Step 4: Might We Need a Miter?
In order to have a strong joint between two cylindrical tubes we need a mitered joint. That way the end of one tube conforms to the side of other. It gives a lot of length of contact to weld and more widely distributes the forces while riding.
Step 5: Mitering With a Hole Saw
Using a hole saw the same diameter as the head-tube I drilled a hole (in the down-tube) at the connection angle between the down-tube and the head-tube. It was done with the down-tube in a sturdy vice and eye balled to a diagonal line drawn on the tube. Remember to run the drill speed fairly slow (100-200 rpm) for these large diameter holes.
Step 6: Hole Saw Carves a Place for the Head Tube
Might we miter a mighty fine joint to mightily mitigate forces that might manifest from manhandling?
Step 7: Dry Fit
Laying it all out again before the crucial weld, just to admire it.

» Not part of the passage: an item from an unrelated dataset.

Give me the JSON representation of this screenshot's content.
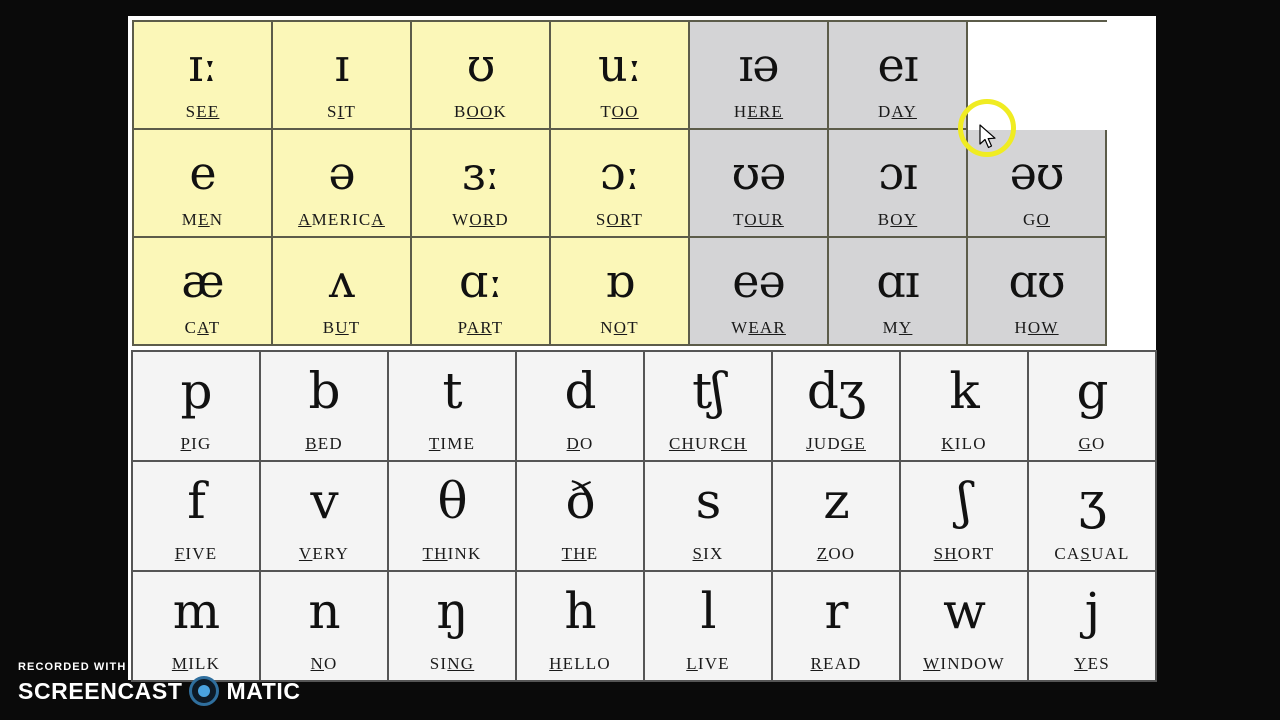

Step 8: Tack Weld and Then Re-check Alignment
A couple of small weld points hold head-tube to down-tube. The shiny pipe passing through head-tube is for alignment purposes.
Step 9: All Welded Up
Just needs its stem and bars re-installed.
Step 10: With Bars and the Wood Deck Installed
The wood deck is two pieces of 3/4" oak hardwood flooring bolted to the scooter body.
Step 11: Painted and Varnished
Frame was spray painted, Deck was floor stained and varnished. It rides nice!
Lessons learned: next time I will try to curve the down-tube closer to the wheel to try to bring the scooter body further forward. that has the effect of reducing the reach forward, distributing more weight onto the big front wheel and reducing the vehicle length by about 2-3".